LOCATION: United States District Court Eastern District of Michigan
DOCKET NO.: 00-1519
DECIDED BY: Rehnquist Court (1986-2005)
LOWER COURT: United States Court of Appeals for the Ninth Circuit
CITATION: 534 US 266 (2002)
ARGUED: Nov 27, 2001
DECIDED: Jan 15, 2002
Austin C. Schlick - Argued the cause for the petitioner
Victoria A. Brambl - Tucson, Arizona, argued the cause for the respondent
Facts of the case
In 1998, Ralph Arvizu was stopped by Border Patrol Agent Clinton Stoddard while driving on an unpaved road in a remote area of southeastern Arizona. A number of factors prompted Stoddard to stop Arvizu, including his slowing down, his failure to acknowledge the agent, the raised position of the children's knees, and their odd waving. After receiving permission to search the vehicle, Stoddard found more than 100 pounds of marijuana. Arvizu was charged with possession with intent to distribute. Arvizu moved to suppress the marijuana, arguing among other things that Stoddard did not have reasonable suspicion to stop the vehicle as required by the Fourth Amendment. Denying the motion, the District Court cited a number of facts that gave Stoddard reasonable suspicion to stop the vehicle, including its location. In reversing, the Court of Appeals held that the District Court relied on factors that carried little or no weight in reasonable-suspicion calculus and that the remaining factors were not enough to render the stop permissible. In the appellate court's view, fact-specific weighing of circumstances or other multifactor tests introduced uncertainty and unpredictability into the Fourth Amendment analysis, making it necessary to clearly delimit the factors that an officer may consider in making stops such as this one.

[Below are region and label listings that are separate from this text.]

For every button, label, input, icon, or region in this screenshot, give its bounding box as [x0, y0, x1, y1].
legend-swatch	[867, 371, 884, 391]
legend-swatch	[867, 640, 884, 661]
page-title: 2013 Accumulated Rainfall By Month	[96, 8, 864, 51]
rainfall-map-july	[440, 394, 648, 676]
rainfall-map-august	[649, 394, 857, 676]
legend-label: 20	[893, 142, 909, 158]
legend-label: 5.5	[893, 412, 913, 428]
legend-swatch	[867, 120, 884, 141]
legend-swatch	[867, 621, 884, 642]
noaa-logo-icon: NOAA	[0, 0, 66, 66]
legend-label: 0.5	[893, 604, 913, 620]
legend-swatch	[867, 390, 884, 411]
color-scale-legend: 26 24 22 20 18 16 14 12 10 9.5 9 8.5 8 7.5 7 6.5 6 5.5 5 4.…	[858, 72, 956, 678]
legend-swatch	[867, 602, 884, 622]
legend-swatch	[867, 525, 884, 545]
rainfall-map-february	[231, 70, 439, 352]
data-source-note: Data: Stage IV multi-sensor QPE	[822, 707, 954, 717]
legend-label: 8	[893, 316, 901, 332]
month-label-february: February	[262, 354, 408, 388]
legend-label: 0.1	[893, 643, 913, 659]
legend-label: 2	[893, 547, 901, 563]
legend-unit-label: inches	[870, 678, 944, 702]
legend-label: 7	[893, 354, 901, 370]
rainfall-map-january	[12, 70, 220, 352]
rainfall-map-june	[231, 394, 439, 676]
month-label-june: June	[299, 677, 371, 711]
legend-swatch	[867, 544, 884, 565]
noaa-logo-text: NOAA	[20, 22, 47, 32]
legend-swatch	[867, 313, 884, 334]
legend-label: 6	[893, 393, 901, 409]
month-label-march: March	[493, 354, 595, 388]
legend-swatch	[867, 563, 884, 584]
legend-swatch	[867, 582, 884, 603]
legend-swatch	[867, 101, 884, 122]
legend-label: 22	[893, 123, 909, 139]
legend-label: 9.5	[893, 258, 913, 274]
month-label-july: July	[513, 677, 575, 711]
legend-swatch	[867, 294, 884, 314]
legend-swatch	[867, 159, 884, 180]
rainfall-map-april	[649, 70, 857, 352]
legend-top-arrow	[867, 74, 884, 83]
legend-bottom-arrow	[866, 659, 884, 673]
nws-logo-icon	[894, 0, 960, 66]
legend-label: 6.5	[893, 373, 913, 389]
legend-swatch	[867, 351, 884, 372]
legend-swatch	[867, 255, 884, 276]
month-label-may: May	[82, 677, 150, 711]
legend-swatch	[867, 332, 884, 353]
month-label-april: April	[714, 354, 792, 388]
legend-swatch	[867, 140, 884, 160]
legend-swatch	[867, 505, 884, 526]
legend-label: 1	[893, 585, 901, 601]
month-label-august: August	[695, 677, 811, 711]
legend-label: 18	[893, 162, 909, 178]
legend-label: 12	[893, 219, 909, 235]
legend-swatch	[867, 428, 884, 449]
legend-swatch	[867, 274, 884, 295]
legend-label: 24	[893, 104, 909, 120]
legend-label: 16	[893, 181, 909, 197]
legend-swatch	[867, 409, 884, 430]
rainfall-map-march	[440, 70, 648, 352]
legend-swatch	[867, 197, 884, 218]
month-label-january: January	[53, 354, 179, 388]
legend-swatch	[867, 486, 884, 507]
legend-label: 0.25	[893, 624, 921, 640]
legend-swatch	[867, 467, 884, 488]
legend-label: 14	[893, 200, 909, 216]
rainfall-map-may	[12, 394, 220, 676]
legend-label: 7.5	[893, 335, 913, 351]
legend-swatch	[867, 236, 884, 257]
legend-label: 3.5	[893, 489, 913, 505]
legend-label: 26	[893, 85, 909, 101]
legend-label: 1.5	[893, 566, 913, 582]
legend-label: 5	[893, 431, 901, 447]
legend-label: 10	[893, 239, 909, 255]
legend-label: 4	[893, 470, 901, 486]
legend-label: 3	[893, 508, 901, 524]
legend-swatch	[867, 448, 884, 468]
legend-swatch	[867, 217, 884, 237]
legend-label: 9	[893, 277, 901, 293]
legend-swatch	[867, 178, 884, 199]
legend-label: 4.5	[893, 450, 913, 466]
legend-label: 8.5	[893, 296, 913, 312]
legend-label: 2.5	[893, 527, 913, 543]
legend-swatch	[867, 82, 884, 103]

Did a border agent have reasonable suspicion to believe that Ralph Arvizu was engaged in illegal activity based on a number of factors?
Media for United States v. ArvizuAudio Transcription for Oral Argument - November 27, 2001 in United States v. Arvizu
Audio Transcription for Opinion Announcement - January 15, 2002 in United States v. Arvizu
William H. Rehnquist:
I have the opinion of the court to announce in NO. 00-1519, United States versus Arvizu.
On a January afternoon four years ago, border patrol agent Clinton Stoddard was working on a checkpoint along US highway 191 about 30 miles north of Douglas, Arizona which lies on the United States Mexico border.
At the checkpoint, border patrol agents stop cars to look for illegal immigration and smuggling.
Smugglers try to avoid the checkpoint by taking unpaved and primitive back roads around them.
Stoddard received a report that a sensor placed along the back road had been triggered indicating that a vehicle might be following a common smuggling route through a thinly populated area between the highway and a national forest.
He drove to investigate and saw respondent's mini van.
It slowed dramatically.
The respondent who was driving appeared stiff and nervous.
Three children were inside.
The position of the children’s feet in the back seat suggested cargo on the floor.
Stoddard followed the mini van and learned that it was registered to a Douglas neighborhood notorious for smuggling.
After the mini van turned away from known recreational areas and took the last turn to avoid the checkpoints, Stoddard decided to stop it.
A vehicle search uncovered 128 pounds of marijuana, some of it concealed on a duffel bag beneath the children’s feet.
Respondent was charged with possession with intent to distribute marijuana, he moved to suppress the evidence of the drugs arguing that the stop was not supported by any reasonable suspicion as required by the Fourth Amendment.
The District Court ruled against him but the Court of Appeals for the Ninth Circuit reversed.
And in opinion followed with the Clerk of the Court today we reverse the Court of Appeals.
In its opinion the Court of Appeals set out to clearly delimit the factors an officers can consider in making stops like the one involved here.
It held at seven factors including respondents slowing down were simply out of bounds in deciding whether there was reasonable suspicion and that the remaining factors do not satisfy the Fourth Amendment.
This methodology is totally contrary to our prior decisions.
In cases such as Cortez versus United States we have siad that the reviewing court should make reasonable suspicion determination by looking at the totality of the circumstances of each case to see whether the detaining officer has a particularized and objective basis for suspecting legal wrongdoing.
This standard allows officers to draw on their own experience and training to make inferences from the cumulative information before them.
It is irreducible to a neat set of rules.
In United States versus Sokolow we rejected a holding by the Court of Appeals that sought to distinguish between incriminating evidence and other types of evidence.
The Court of Appeals approach in this case fairs no better it would seriously undercut the totality of the circumstances principle that governs reasonable suspicion determination.
Facts that maybe unremarkable on one context, maybe quite relevant in another, analyzed under the proper standard to stop was constitutionally permissible.
The decision is unanimous.
Justice Scalia has filed a concurring opinion.